A questa conclusione ci porta un altro simbolismo che troviamo scolpito sui pilastri: l’immagine di una volpe. Analizzando la successione di alcuni simbolismi zoomorfi, Sweatman et al., 2017, giungono alla conclusione, con un margine di incertezza del 2% che il pilastro sul quale è scolpita la  volpe rappresentava la posizione in base alla quale osservare lo sciame meteorico delle Tauridi che, come abbiamo visto, è legato alla cometa i cui resti avrebbero causato l’evento del Dryas recente.

Come al solito ho cercato di riassumere nel miglior modo possibile un articolo scientifico piuttosto complesso. Spero di esserci riuscito e, comunque, l’articolo è liberamente accessibile.

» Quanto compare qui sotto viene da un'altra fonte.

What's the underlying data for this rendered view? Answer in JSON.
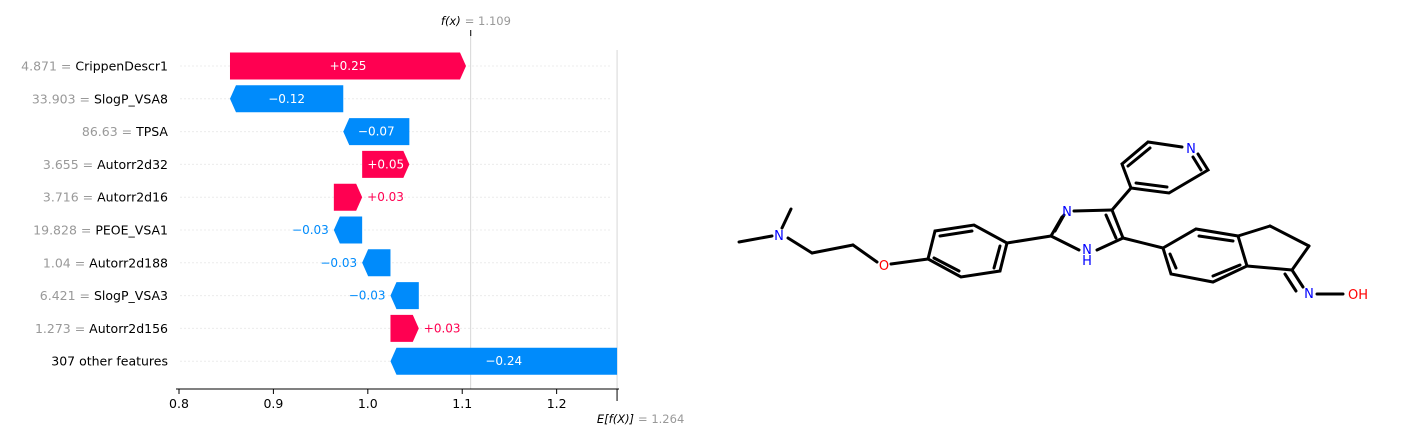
{
  "chart_data": {
    "type": "waterfall",
    "f_x": {
      "label": "f(x)",
      "value_text": "= 1.109",
      "value": 1.109
    },
    "expected": {
      "label": "E[f(X)]",
      "value_text": "= 1.264",
      "value": 1.264
    },
    "xlim": [
      0.8,
      1.265
    ],
    "x_ticks": [
      "0.8",
      "0.9",
      "1.0",
      "1.1",
      "1.2"
    ],
    "features": [
      {
        "value": "4.871 =",
        "name": "CrippenDescr1",
        "contribution": 0.25,
        "label": "+0.25"
      },
      {
        "value": "33.903 =",
        "name": "SlogP_VSA8",
        "contribution": -0.12,
        "label": "−0.12"
      },
      {
        "value": "86.63 =",
        "name": "TPSA",
        "contribution": -0.07,
        "label": "−0.07"
      },
      {
        "value": "3.655 =",
        "name": "Autorr2d32",
        "contribution": 0.05,
        "label": "+0.05"
      },
      {
        "value": "3.716 =",
        "name": "Autorr2d16",
        "contribution": 0.03,
        "label": "+0.03"
      },
      {
        "value": "19.828 =",
        "name": "PEOE_VSA1",
        "contribution": -0.03,
        "label": "−0.03"
      },
      {
        "value": "1.04 =",
        "name": "Autorr2d188",
        "contribution": -0.03,
        "label": "−0.03"
      },
      {
        "value": "6.421 =",
        "name": "SlogP_VSA3",
        "contribution": -0.03,
        "label": "−0.03"
      },
      {
        "value": "1.273 =",
        "name": "Autorr2d156",
        "contribution": 0.03,
        "label": "+0.03"
      },
      {
        "value": "",
        "name": "307 other features",
        "contribution": -0.24,
        "label": "−0.24"
      }
    ],
    "colors": {
      "positive": "#ff0051",
      "negative": "#008bfb"
    }
  },
  "molecule": {
    "atom_labels": [
      "N",
      "O",
      "N",
      "N",
      "H",
      "N",
      "N",
      "OH"
    ],
    "colors": {
      "bond": "#000000",
      "nitrogen": "#0000ff",
      "oxygen": "#ff0000"
    }
  }
}
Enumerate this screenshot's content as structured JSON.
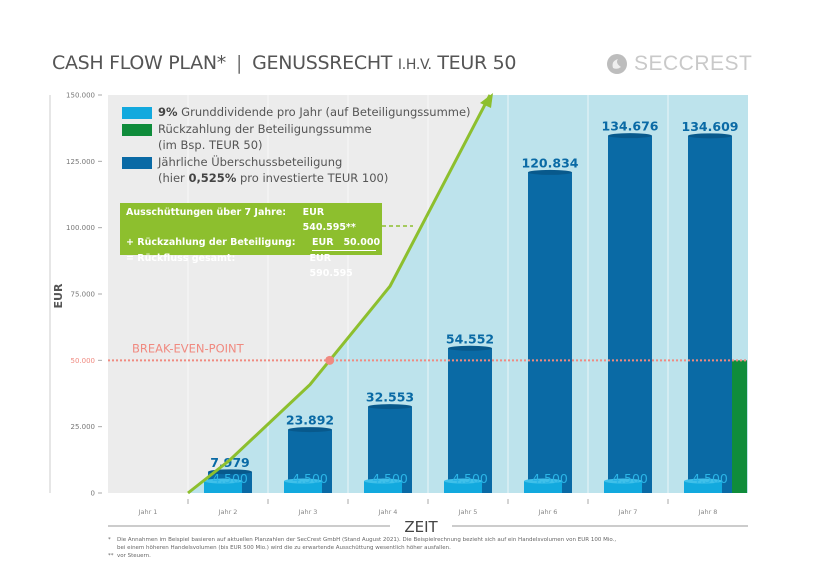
{
  "header": {
    "title_main": "CASH FLOW PLAN*",
    "title_sub": "GENUSSRECHT",
    "title_small": "I.H.V.",
    "title_end": "TEUR 50",
    "logo": "SECCREST",
    "logo_icon": "seccrest-circle-logo-icon"
  },
  "legend": [
    {
      "bold": "9%",
      "text": " Grunddividende pro Jahr (auf Beteiligungssumme)",
      "color": "#12a9de"
    },
    {
      "bold": "",
      "text": "Rückzahlung der Beteiligungssumme",
      "text2": "(im Bsp. TEUR 50)",
      "color": "#0f8c3b"
    },
    {
      "bold": "",
      "text": "Jährliche Überschussbeteiligung",
      "text2_pre": "(hier ",
      "text2_bold": "0,525%",
      "text2_post": " pro investierte TEUR 100)",
      "color": "#0a6aa5"
    }
  ],
  "summary": {
    "rows": [
      {
        "label": "Ausschüttungen über 7 Jahre:",
        "value": "EUR 540.595**"
      },
      {
        "label": "+ Rückzahlung der Beteiligung:",
        "value": "EUR   50.000"
      },
      {
        "label": "= Rückfluss gesamt:",
        "value": "EUR 590.595"
      }
    ],
    "color": "#8dbf2e"
  },
  "chart_data": {
    "type": "bar",
    "title": "CASH FLOW PLAN* | GENUSSRECHT I.H.V. TEUR 50",
    "xlabel": "ZEIT",
    "ylabel": "EUR",
    "ylim": [
      0,
      150000
    ],
    "yticks": [
      0,
      25000,
      50000,
      75000,
      100000,
      125000,
      150000
    ],
    "ytick_labels": [
      "0",
      "25.000",
      "50.000",
      "75.000",
      "100.000",
      "125.000",
      "150.000"
    ],
    "categories": [
      "Jahr 1",
      "Jahr 2",
      "Jahr 3",
      "Jahr 4",
      "Jahr 5",
      "Jahr 6",
      "Jahr 7",
      "Jahr 8"
    ],
    "series": [
      {
        "name": "Jährliche Überschussbeteiligung",
        "values": [
          null,
          7979,
          23892,
          32553,
          54552,
          120834,
          134676,
          134609
        ],
        "labels": [
          "",
          "7.979",
          "23.892",
          "32.553",
          "54.552",
          "120.834",
          "134.676",
          "134.609"
        ],
        "color": "#0a6aa5"
      },
      {
        "name": "9% Grunddividende pro Jahr",
        "values": [
          null,
          4500,
          4500,
          4500,
          4500,
          4500,
          4500,
          4500
        ],
        "labels": [
          "",
          "4.500",
          "4.500",
          "4.500",
          "4.500",
          "4.500",
          "4.500",
          "4.500"
        ],
        "color": "#12a9de"
      },
      {
        "name": "Rückzahlung der Beteiligungssumme",
        "values": [
          null,
          null,
          null,
          null,
          null,
          null,
          null,
          50000
        ],
        "color": "#0f8c3b"
      }
    ],
    "cumulative_line": {
      "x": [
        "Jahr 1",
        "Jahr 2",
        "Jahr 3",
        "Jahr 4",
        "Jahr 5"
      ],
      "values": [
        0,
        12479,
        40871,
        77924,
        150000
      ],
      "color": "#8dbf2e"
    },
    "break_even": {
      "label": "BREAK-EVEN-POINT",
      "value": 50000,
      "color": "#f08a80"
    },
    "grid": false,
    "legend_position": "top-left"
  },
  "footnotes": [
    {
      "mark": "*",
      "text": "Die Annahmen im Beispiel basieren auf aktuellen Planzahlen der SecCrest GmbH (Stand August 2021). Die Beispielrechnung bezieht sich auf ein Handelsvolumen von EUR 100 Mio.,"
    },
    {
      "mark": "",
      "text": "bei einem höheren Handelsvolumen (bis EUR 500 Mio.) wird die zu erwartende Ausschüttung wesentlich höher ausfallen."
    },
    {
      "mark": "**",
      "text": "vor Steuern."
    }
  ]
}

Su questo sito ci occupiamo di clima e di cambiamenti climatici. Non è una novità per l’essere umano. Se Sweatman et al., 2017 dovessero aver visto giusto, i nostri lontani antenati hanno potuto sperimentare sulla loro pelle un cambiamento climatico feroce che fece piombare l’umanità in un periodo freddo e che causò la morte di centinaia di migliaia di persone (quando la popolazione umana era di circa un milione di individui). Un evento talmente traumatico da essere scolpito nella roccia affinché le future generazioni non lo dimenticassero e fossero pronte ad affrontarlo di nuovo. Un messaggio terribile, ma non disperato, perché l’Uomo era riuscito a sopravvivere al disastro cosmico ed a ricominciare daccapo. Un messaggio che mi sembra profondamente attuale.

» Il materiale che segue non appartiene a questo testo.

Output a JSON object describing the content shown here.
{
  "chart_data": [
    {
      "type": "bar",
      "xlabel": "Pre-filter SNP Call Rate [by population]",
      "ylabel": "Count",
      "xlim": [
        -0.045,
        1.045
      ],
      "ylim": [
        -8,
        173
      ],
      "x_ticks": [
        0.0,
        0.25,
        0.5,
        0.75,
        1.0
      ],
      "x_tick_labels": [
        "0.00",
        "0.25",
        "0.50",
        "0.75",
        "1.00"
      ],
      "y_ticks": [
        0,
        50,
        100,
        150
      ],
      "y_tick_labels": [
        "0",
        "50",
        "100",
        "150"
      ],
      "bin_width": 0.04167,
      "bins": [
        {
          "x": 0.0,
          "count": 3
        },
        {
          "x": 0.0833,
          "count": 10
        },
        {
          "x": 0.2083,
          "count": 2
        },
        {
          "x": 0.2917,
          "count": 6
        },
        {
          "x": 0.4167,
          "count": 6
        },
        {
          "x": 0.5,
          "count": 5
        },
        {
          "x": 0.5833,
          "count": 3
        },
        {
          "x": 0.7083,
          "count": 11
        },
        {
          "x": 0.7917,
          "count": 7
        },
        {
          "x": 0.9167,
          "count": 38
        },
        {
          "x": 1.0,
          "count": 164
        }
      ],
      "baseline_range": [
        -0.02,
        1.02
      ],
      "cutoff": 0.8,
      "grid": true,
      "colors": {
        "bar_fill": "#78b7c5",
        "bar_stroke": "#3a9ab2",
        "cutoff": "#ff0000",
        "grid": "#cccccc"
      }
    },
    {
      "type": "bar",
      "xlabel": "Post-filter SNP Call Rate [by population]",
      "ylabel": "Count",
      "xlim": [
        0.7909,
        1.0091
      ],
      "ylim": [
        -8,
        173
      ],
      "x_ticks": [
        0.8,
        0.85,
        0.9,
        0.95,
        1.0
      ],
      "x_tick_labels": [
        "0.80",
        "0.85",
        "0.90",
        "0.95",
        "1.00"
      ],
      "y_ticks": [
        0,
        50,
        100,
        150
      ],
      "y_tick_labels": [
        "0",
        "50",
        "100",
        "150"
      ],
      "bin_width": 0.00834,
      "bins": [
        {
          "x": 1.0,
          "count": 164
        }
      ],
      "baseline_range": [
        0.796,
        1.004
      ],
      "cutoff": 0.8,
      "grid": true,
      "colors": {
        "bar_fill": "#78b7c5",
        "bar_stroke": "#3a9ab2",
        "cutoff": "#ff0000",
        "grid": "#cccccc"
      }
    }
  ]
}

E per finire questa lunga maratona (sperando che qualcuno abbia avuto la costanza e la pazienza di arrivare a questo punto) qualche considerazione circa le capacità dei nostri antenati. A prima vista quello di  Sweatman et al., 2017 sembra un ragionamento a posteriori, adattato a delle circostanze fortuite. Non è così perché noi esseri umani tendiamo a sopravvalutare il presente ed a sottovalutare il passato: i nostri antenati erano in grado di elaborare scenari di una complessità unica.

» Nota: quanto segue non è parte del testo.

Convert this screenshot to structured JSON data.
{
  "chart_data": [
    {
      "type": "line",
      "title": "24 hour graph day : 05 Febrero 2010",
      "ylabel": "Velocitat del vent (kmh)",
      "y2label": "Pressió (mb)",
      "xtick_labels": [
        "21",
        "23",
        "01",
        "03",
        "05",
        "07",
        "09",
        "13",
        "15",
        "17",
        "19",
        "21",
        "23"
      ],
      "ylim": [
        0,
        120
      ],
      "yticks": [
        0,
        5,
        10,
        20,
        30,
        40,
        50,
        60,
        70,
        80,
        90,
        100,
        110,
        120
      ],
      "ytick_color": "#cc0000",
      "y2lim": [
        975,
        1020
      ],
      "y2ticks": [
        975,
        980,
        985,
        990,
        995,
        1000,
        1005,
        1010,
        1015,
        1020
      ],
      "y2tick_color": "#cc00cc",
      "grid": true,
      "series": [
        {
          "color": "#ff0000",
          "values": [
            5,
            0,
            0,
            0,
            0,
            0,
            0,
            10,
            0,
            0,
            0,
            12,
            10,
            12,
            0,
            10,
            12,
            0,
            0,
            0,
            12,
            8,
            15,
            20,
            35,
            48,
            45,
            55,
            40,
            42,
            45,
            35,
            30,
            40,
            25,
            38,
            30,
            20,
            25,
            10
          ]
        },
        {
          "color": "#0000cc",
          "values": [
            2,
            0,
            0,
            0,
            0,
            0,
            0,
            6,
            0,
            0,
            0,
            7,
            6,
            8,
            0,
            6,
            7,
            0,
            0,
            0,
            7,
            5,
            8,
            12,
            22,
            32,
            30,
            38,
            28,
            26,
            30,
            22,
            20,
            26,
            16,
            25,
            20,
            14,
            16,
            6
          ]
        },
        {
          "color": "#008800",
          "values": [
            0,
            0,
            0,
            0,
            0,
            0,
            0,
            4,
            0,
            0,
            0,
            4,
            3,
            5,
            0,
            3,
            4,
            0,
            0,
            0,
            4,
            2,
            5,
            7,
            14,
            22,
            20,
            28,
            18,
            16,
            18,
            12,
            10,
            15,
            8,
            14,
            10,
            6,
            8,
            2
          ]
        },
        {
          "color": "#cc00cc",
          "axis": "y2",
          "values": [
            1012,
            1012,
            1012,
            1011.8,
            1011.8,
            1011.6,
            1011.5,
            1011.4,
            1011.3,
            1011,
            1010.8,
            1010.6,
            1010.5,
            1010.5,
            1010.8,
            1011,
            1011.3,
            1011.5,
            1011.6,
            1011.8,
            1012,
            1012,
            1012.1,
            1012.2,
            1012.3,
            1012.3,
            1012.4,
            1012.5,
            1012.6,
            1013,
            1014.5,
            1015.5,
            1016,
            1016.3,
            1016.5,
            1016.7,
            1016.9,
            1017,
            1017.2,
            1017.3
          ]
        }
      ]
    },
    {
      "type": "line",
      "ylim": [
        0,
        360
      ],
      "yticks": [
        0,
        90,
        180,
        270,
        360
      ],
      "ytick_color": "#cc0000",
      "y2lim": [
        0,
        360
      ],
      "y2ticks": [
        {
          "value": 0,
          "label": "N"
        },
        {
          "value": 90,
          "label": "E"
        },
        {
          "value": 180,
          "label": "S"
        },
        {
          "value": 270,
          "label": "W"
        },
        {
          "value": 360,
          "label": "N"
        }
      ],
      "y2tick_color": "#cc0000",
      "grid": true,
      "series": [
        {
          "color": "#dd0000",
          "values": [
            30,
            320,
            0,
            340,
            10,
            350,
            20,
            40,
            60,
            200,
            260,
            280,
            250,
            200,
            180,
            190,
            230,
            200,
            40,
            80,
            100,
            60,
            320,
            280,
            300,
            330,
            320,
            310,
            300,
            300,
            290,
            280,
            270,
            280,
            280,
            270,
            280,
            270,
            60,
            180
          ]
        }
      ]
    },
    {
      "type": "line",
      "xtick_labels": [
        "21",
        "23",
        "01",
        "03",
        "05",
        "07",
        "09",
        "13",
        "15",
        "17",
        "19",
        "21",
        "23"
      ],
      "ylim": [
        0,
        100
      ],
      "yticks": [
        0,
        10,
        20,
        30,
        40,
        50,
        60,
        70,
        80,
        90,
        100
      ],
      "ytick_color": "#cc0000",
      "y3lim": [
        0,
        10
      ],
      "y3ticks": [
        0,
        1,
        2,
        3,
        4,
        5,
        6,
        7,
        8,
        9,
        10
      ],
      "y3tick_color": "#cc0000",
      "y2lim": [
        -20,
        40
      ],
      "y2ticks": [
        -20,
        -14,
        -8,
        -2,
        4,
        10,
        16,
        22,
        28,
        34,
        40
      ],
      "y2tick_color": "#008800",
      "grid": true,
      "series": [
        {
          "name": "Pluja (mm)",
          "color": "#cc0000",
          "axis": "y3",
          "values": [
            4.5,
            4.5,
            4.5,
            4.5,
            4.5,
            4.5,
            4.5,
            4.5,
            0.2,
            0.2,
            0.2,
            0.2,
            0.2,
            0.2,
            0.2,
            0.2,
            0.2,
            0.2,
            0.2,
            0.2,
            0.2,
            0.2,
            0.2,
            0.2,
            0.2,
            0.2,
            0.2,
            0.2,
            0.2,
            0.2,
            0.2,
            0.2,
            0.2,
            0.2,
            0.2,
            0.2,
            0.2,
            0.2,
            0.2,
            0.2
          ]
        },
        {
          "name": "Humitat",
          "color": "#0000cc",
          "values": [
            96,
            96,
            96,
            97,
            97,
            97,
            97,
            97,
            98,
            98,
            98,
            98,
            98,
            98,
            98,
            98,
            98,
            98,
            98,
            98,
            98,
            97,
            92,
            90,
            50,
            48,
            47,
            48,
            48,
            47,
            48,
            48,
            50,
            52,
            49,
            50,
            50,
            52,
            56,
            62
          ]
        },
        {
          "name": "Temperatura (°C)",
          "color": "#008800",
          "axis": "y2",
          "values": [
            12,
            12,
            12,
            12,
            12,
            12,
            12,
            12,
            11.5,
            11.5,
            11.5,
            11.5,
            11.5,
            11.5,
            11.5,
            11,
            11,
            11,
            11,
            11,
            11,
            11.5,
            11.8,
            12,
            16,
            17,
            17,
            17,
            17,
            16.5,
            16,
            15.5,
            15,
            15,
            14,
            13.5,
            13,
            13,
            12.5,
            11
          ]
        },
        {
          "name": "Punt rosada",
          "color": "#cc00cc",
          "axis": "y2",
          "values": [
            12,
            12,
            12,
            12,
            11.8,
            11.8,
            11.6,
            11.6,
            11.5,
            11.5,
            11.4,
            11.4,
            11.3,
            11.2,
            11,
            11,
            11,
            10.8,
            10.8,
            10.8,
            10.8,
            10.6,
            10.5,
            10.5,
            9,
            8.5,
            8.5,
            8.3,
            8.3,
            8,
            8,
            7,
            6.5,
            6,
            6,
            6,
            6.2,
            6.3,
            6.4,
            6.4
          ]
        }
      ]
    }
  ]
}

In “L’evoluzione dei miti”  di Julien d’Huy, pubblicato recentemente su “Le Scienze”, è stato analizzato il processo di evoluzione dei miti. Secondo quanto ipotizzato da  Jung i miti avrebbero avuto origini di tipo psichico. Ultimamente questa ipotesi sembrerebbe vacillare. Analizzando alcuni miti diffusi tra popolazioni di diversi continenti, è stato possibile individuare dei caratteri ricorrenti all’interno di essi che l’autore chiama “mitemi”. Si tratta di caratteri tipologici che possono essere paragonati ai geni biologici che ci caratterizzano. Applicando ai mitemi le metodiche utilizzate per studiare la propagazione dei caratteri genetici dai biologi evoluzionisti, d’Huy ha potuto ricostruire “l’albero evolutivo” dei miti scoprendo che essi hanno avuto origine millenni addietro. Tutti i miti relativi alle costellazioni celesti, per esempio, possono essere raggruppate in un albero filogenetico il cui mito originario risale a circa 15000 anni fa. Esso è il mito della Caccia Cosmica in cui un animale, inseguito dai cacciatori, viene trasformato in una costellazione. Anche questo articolo è molto più complesso di quanto sembri da ciò che ho scritto, ma io mi sono limitato ad estrarne il concetto saliente per l’argomento che sto trattando in questo post. Esso serve a dimostrare, infatti,  che già 15000 anni fa e, quindi, prima che a Göbekli Tepe venissero scolpiti i pilastri di cui abbiamo discusso fino ad ora, l’uomo è stato in grado di elaborare concetti assolutamente astratti. In altre parole gli esseri umani fin dalle origini hanno visto nella configurazione delle stelle, la trasfigurazione della loro quotidianità esaltando, fino ad elevarle al livello della divinità, le loro azioni e le loro prede. Come dargli torto? Essi vivevano grazie a ciò che cacciavano e cosa c’è di più sacro di quello che ci consente di vivere?

Alla luce di queste considerazioni l’ipotesi suggestiva di Sweatman et al., 2017 non appare più tanto peregrina. E spiegherebbe un altro mistero antropologico, ovvero l’idea che le comete siano foriere di sventura e che preannuncino morte e distruzione: la distruzione e la morte provocata dalla cometa che innescò l’evento del Dryas recente e che, forse, il popolo di  Göbekli Tepe raffigurò sul pilastro del suo osservatorio astronomico preistorico.